The lack of sustained attention is a strong indicator that the right hemisphere is not being engaged and that the left is driving action. This means that connections to the present situation are weak, and consequently that actions are being driven largely by whatever worldviews have already been internalized. The constant claim of “fake news” takes on more than simply a strategic sense; it is a deep-seated mentality. McGilchrist devoted a whole chapter to the “triumph of the left hemisphere,” but let me quote just a few lines that have sent shivers up my spine.

Although the left brain does not see and cannot understand what the right brain understands, it is expert at pretending that it does, at finding quite plausible, but bogus, explanations for the evidence that does fit its versions of events.

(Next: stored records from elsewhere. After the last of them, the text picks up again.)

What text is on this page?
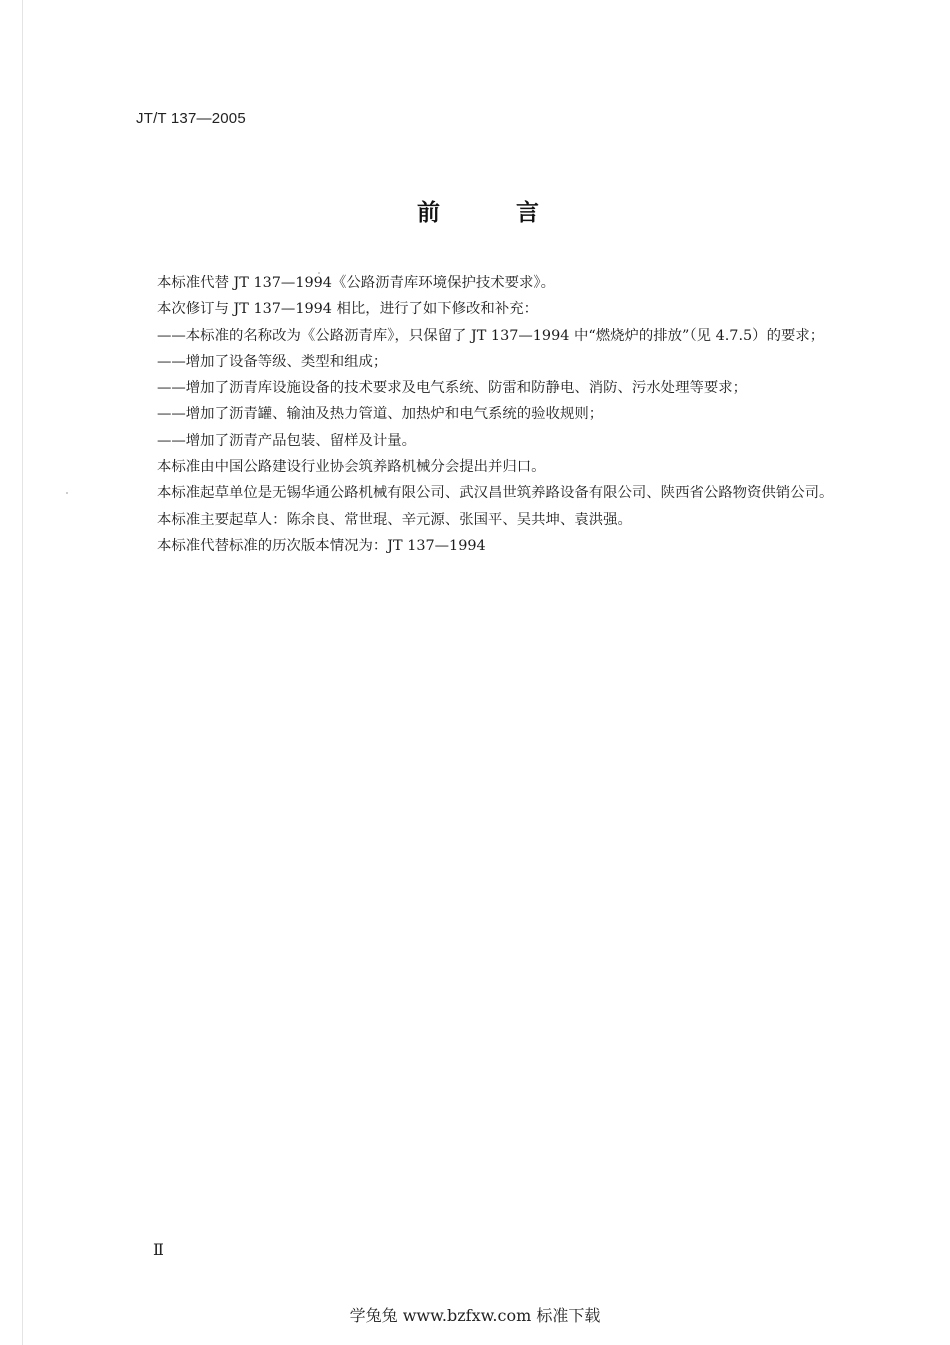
JT/T 137—2005
前 言

本标准代替 JT 137—1994《公路沥青库环境保护技术要求》。

本次修订与 JT 137—1994 相比，进行了如下修改和补充：

——本标准的名称改为《公路沥青库》，只保留了 JT 137—1994 中“燃烧炉的排放”（见 4.7.5）的要求；

——增加了设备等级、类型和组成；

——增加了沥青库设施设备的技术要求及电气系统、防雷和防静电、消防、污水处理等要求；

——增加了沥青罐、输油及热力管道、加热炉和电气系统的验收规则；

——增加了沥青产品包装、留样及计量。

本标准由中国公路建设行业协会筑养路机械分会提出并归口。

本标准起草单位是无锡华通公路机械有限公司、武汉昌世筑养路设备有限公司、陕西省公路物资供销公司。

本标准主要起草人：陈余良、常世琨、辛元源、张国平、吴共坤、袁洪强。

本标准代替标准的历次版本情况为：JT 137—1994

Ⅱ
学兔兔 www.bzfxw.com 标准下载
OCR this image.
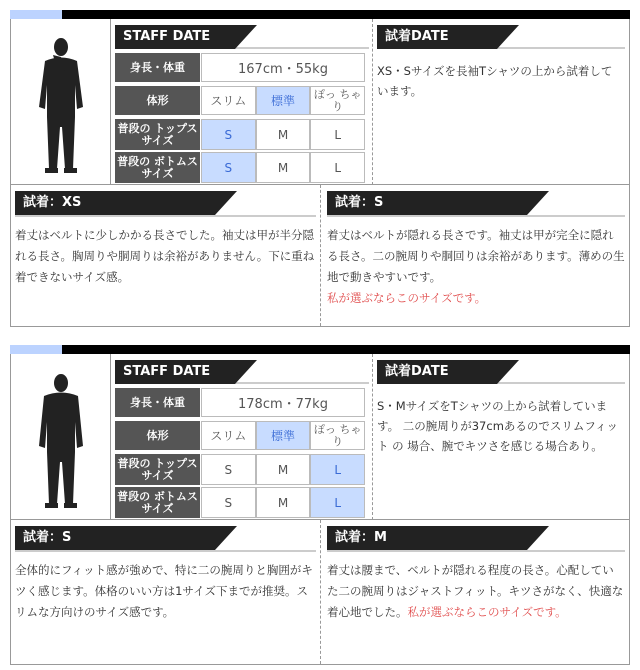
STAFF DATE
身長・体重	167cm・55kg
体形	スリム	標準	ぽっ ちゃり
普段の トップスサイズ	S	M	L
普段の ボトムスサイズ	S	M	L
試着DATE
XS・Sサイズを長袖Tシャツの上から試着しています。
試着：XS
着丈はベルトに少しかかる長さでした。袖丈は甲が半分隠れる長さ。胸周りや胴周りは余裕がありません。下に重ね着できないサイズ感。
試着：S
着丈はベルトが隠れる長さです。袖丈は甲が完全に隠れる長さ。二の腕周りや胴回りは余裕があります。薄めの生地で動きやすいです。
私が選ぶならこのサイズです。
STAFF DATE
身長・体重	178cm・77kg
体形	スリム	標準	ぽっ ちゃり
普段の トップスサイズ	S	M	L
普段の ボトムスサイズ	S	M	L
試着DATE
S・MサイズをTシャツの上から試着しています。 二の腕周りが37cmあるのでスリムフィット の 場合、腕でキツさを感じる場合あり。
試着：S
全体的にフィット感が強めで、特に二の腕周りと胸囲がキツく感じます。体格のいい方は1サイズ下までが推奨。スリムな方向けのサイズ感です。
試着：M
着丈は腰まで、ベルトが隠れる程度の長さ。心配していた二の腕周りはジャストフィット。キツさがなく、快適な着心地でした。私が選ぶならこのサイズです。
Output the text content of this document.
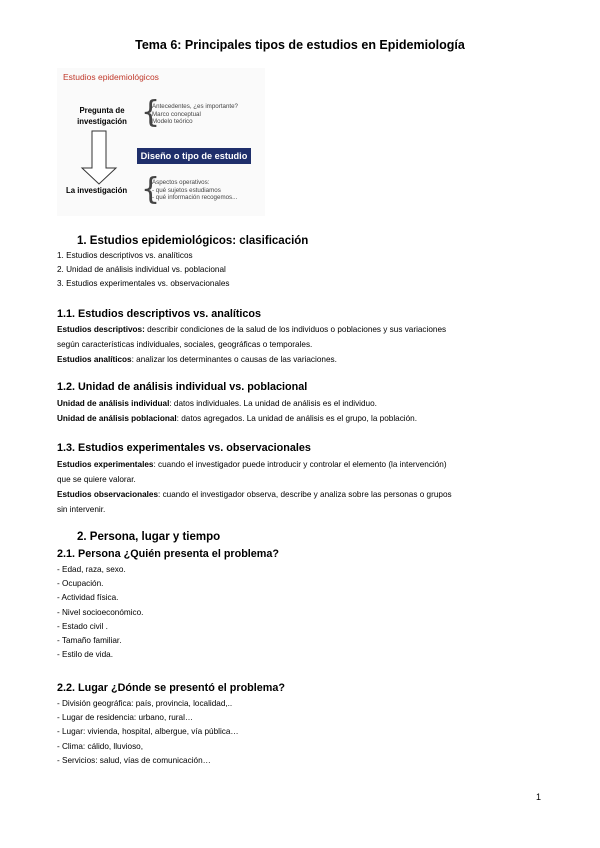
Tema 6: Principales tipos de estudios en Epidemiología
Estudios epidemiológicos
Pregunta de investigación {
Antecedentes, ¿es importante?
Marco conceptual
Modelo teórico
Diseño o tipo de estudio
La investigación {
Aspectos operativos:
- qué sujetos estudiamos
- qué información recogemos...
1. Estudios epidemiológicos: clasificación
1. Estudios descriptivos vs. analíticos
2. Unidad de análisis individual vs. poblacional
3. Estudios experimentales vs. observacionales
1.1. Estudios descriptivos vs. analíticos
Estudios descriptivos: describir condiciones de la salud de los individuos o poblaciones y sus variaciones
según características individuales, sociales, geográficas o temporales.
Estudios analíticos: analizar los determinantes o causas de las variaciones.
1.2. Unidad de análisis individual vs. poblacional
Unidad de análisis individual: datos individuales. La unidad de análisis es el individuo.
Unidad de análisis poblacional: datos agregados. La unidad de análisis es el grupo, la población.
1.3. Estudios experimentales vs. observacionales
Estudios experimentales: cuando el investigador puede introducir y controlar el elemento (la intervención)
que se quiere valorar.
Estudios observacionales: cuando el investigador observa, describe y analiza sobre las personas o grupos
sin intervenir.
2. Persona, lugar y tiempo
2.1. Persona ¿Quién presenta el problema?
- Edad, raza, sexo.
- Ocupación.
- Actividad física.
- Nivel socioeconómico.
- Estado civil .
- Tamaño familiar.
- Estilo de vida.
2.2. Lugar ¿Dónde se presentó el problema?
- División geográfica: país, provincia, localidad,..
- Lugar de residencia: urbano, rural…
- Lugar: vivienda, hospital, albergue, vía pública…
- Clima: cálido, lluvioso,
- Servicios: salud, vías de comunicación…
1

How many times has Trump said something like “I alone can…”? Another sentence or two from the book: “The left is not keen on taking responsibility. If the defect might reflect on the self, it does not like to accept it.” Seen evidence of this, perhaps?

What I find chilling is the degree of unbalance between the two hemispheres. Signs of the right at work are almost completely missing. The lack of empathy and positive emotions is particularly telling. Conversely, the dominant, by far, emotion I observe, is anger, a distinctive left-brain product.

If this model of the brain is accurate, and I believe it is at least at the broad level, the implications are very serious. All the discussions of the President’s personality are merely secondary to the real question of his competence. A left-brain dominated person cannot connect the dots well, and a completely left-brain dominated person, say one whose right hemisphere has been injured, cannot connect them at all. Yet the world that presents itself to the President is always a highly interconnected system that demands some understanding of the whole and the connections. History and a sense of its importance to understanding the present is a right brain function; the left has only a momentary, incomplete grasp of reality.

I could continue, more or less, quoting the entire chapter I pointed to, but I think I have made my argument. The balance between the hemispheres necessary to function fully as a human being, much more so as a powerful leader, appears to be absent in this President. This is a biological condition, and is not going to change. This is more fundamental than any descriptions of personality disorders. It is critical that the other branches of government take this very seriously and act accordingly.